# FA Cup: Spurs v Charlton



## spam (Apr 10, 2010)

Hi. The FA cup games are being shown on JSC+ channels - however it doesn't look as if Spurs v Charlton is being shown tomorrow. 

Does anybody know if it is being shown and, if so, on what channel?

Cheers


----------



## Toxan (Dec 29, 2010)

spam said:


> Hi.
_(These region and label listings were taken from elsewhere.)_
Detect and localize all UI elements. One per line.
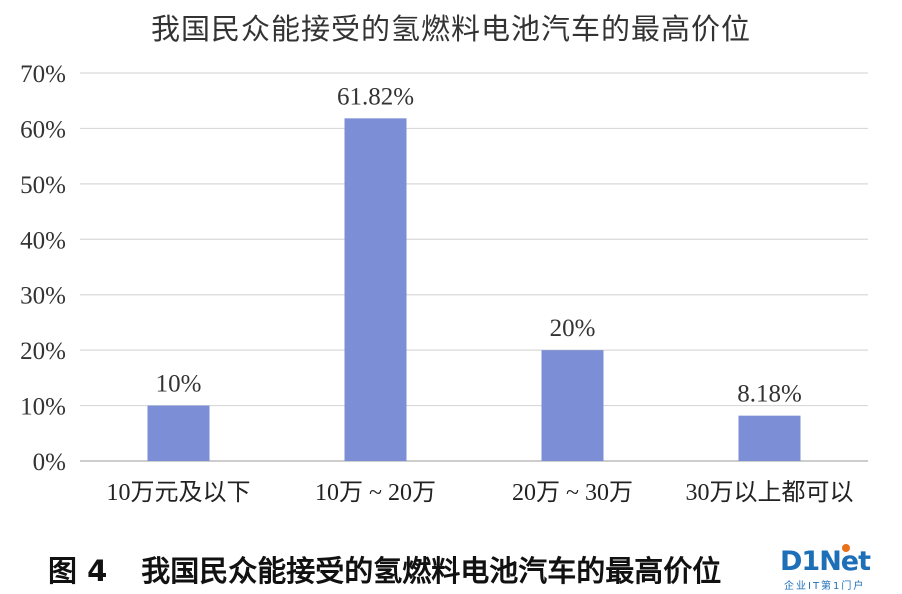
bars bbox=[147, 118, 801, 461]
figure-caption-text: 我国民众能接受的氢燃料电池汽车的最高价位 bbox=[141, 554, 722, 588]
x-category-label: 30万以上都可以 bbox=[686, 479, 854, 506]
data-label: 20% bbox=[550, 315, 596, 342]
data-label: 8.18% bbox=[737, 381, 802, 408]
y-tick-label: 0% bbox=[33, 449, 66, 476]
y-tick-label: 30% bbox=[20, 283, 66, 310]
y-tick-label: 60% bbox=[20, 116, 66, 143]
x-axis-category-labels: 10万元及以下 10万 ~ 20万 20万 ~ 30万 30万以上都可以 bbox=[107, 479, 854, 506]
bar bbox=[147, 405, 210, 461]
watermark-logo: D1Net 企业IT第1门户 bbox=[780, 544, 898, 592]
y-axis-tick-labels: 0% 10% 20% 30% 40% 50% 60% 70% bbox=[20, 61, 66, 476]
figure-caption: 图 4 我国民众能接受的氢燃料电池汽车的最高价位 bbox=[48, 548, 721, 590]
x-category-label: 20万 ~ 30万 bbox=[512, 480, 633, 506]
y-tick-label: 20% bbox=[20, 338, 66, 365]
bar bbox=[344, 118, 407, 461]
watermark-main-text: D1Net bbox=[780, 546, 871, 577]
gridlines bbox=[80, 72, 868, 462]
bar bbox=[541, 350, 604, 461]
x-category-label: 10万元及以下 bbox=[107, 480, 251, 506]
watermark-sub-text: 企业IT第1门户 bbox=[784, 581, 866, 592]
watermark-dot bbox=[842, 544, 850, 552]
y-tick-label: 10% bbox=[20, 394, 66, 421]
data-label: 10% bbox=[156, 371, 202, 398]
y-tick-label: 50% bbox=[20, 172, 66, 199]
bar bbox=[738, 415, 801, 461]
y-tick-label: 70% bbox=[20, 61, 66, 88]
data-labels: 10% 61.82% 20% 8.18% bbox=[156, 83, 802, 407]
figure-number: 图 4 bbox=[48, 554, 108, 588]
y-tick-label: 40% bbox=[20, 227, 66, 254]
chart-title: 我国民众能接受的氢燃料电池汽车的最高价位 bbox=[150, 12, 751, 46]
data-label: 61.82% bbox=[337, 83, 414, 110]
x-category-label: 10万 ~ 20万 bbox=[315, 480, 436, 506]
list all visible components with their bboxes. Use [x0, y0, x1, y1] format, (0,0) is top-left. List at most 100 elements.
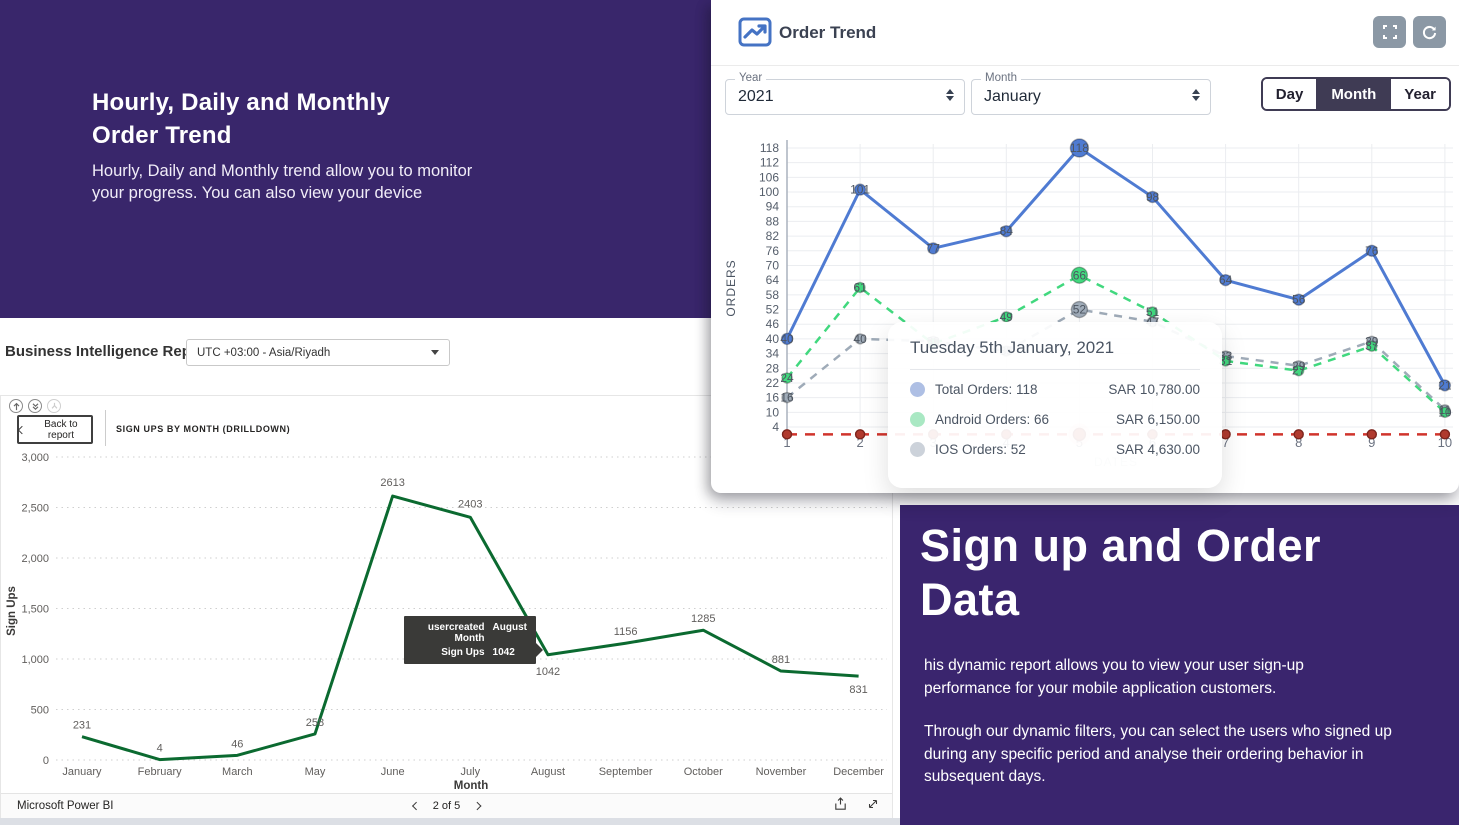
pbi-tooltip-value: August: [492, 622, 527, 633]
tooltip-row-android: Android Orders: 66 SAR 6,150.00: [910, 404, 1200, 434]
svg-text:2,000: 2,000: [21, 553, 49, 565]
select-arrows-icon: [946, 89, 954, 101]
drill-down-level-icon[interactable]: [28, 399, 42, 413]
svg-text:64: 64: [1219, 273, 1233, 287]
svg-text:March: March: [222, 766, 253, 778]
timezone-select[interactable]: UTC +03:00 - Asia/Riyadh: [186, 339, 450, 366]
order-trend-card: Order Trend Year 2021 Month January: [711, 0, 1459, 493]
svg-text:98: 98: [1146, 190, 1160, 204]
svg-text:10: 10: [1438, 405, 1452, 419]
svg-text:2,500: 2,500: [21, 503, 49, 515]
svg-text:10: 10: [766, 405, 780, 419]
chevron-left-icon: [17, 425, 27, 434]
svg-text:52: 52: [1073, 303, 1087, 317]
svg-text:21: 21: [1438, 378, 1452, 392]
svg-text:27: 27: [1292, 364, 1306, 378]
svg-text:100: 100: [759, 185, 779, 199]
signup-info-title: Sign up and Order Data: [920, 520, 1322, 625]
next-page-icon[interactable]: [473, 801, 482, 811]
svg-text:2: 2: [856, 435, 863, 450]
timezone-value: UTC +03:00 - Asia/Riyadh: [197, 346, 331, 359]
back-to-report-label: Back to report: [44, 418, 78, 441]
tooltip-row-value: SAR 6,150.00: [1115, 411, 1200, 427]
svg-text:4: 4: [157, 743, 163, 755]
svg-text:76: 76: [766, 244, 780, 258]
svg-text:1,500: 1,500: [21, 604, 49, 616]
svg-text:2613: 2613: [380, 477, 404, 489]
svg-text:November: November: [756, 766, 807, 778]
pbi-tooltip-label: usercreated Month: [427, 622, 485, 644]
bottom-strip: [0, 818, 900, 825]
chevron-down-icon: [431, 350, 439, 355]
svg-text:84: 84: [1000, 224, 1014, 238]
svg-text:500: 500: [31, 705, 49, 717]
back-to-report-button[interactable]: Back to report: [17, 415, 93, 444]
granularity-toggle: Day Month Year: [1260, 77, 1451, 111]
svg-text:7: 7: [1222, 435, 1229, 450]
powerbi-brand: Microsoft Power BI: [17, 800, 114, 812]
year-select-label: Year: [735, 72, 767, 84]
share-icon[interactable]: [833, 796, 848, 816]
year-select[interactable]: Year 2021: [725, 72, 965, 115]
svg-text:11: 11: [1439, 403, 1452, 417]
svg-text:258: 258: [306, 717, 324, 729]
toggle-month-button[interactable]: Month: [1318, 79, 1390, 109]
svg-text:June: June: [381, 766, 405, 778]
drill-up-icon[interactable]: [9, 399, 23, 413]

The FA cup games are being shown on JSC+ channels - however it doesn't look as if Spurs v Charlton is being shown tomorrow.
> 
> Does anybody know if it is being shown and, if so, on what channel?
> 
> Cheers


I am looking for a streaming channel as it is not on TV. Suggest you do the same.


----------



## zin (Oct 28, 2010)

Quite annoying if Al Jazeera don't show it, what's the point of having 15 channels and only showing 1 FA Cup match at that time?

TV Schedule in English for Aljazeera Sports Channels

I'm keeping an eye on this for tomorrow:

Live Sports Schedules


----------



## Toxan (Dec 29, 2010)

The FA Cup is not a big money spinner anymore, so the TV companies are not prepared to pay huge sums to show the games.


----------



## zin (Oct 28, 2010)

Yet they are showing Berwick Rangers vs Celtic.


----------



## Toxan (Dec 29, 2010)

Probably didn't cost that much!


----------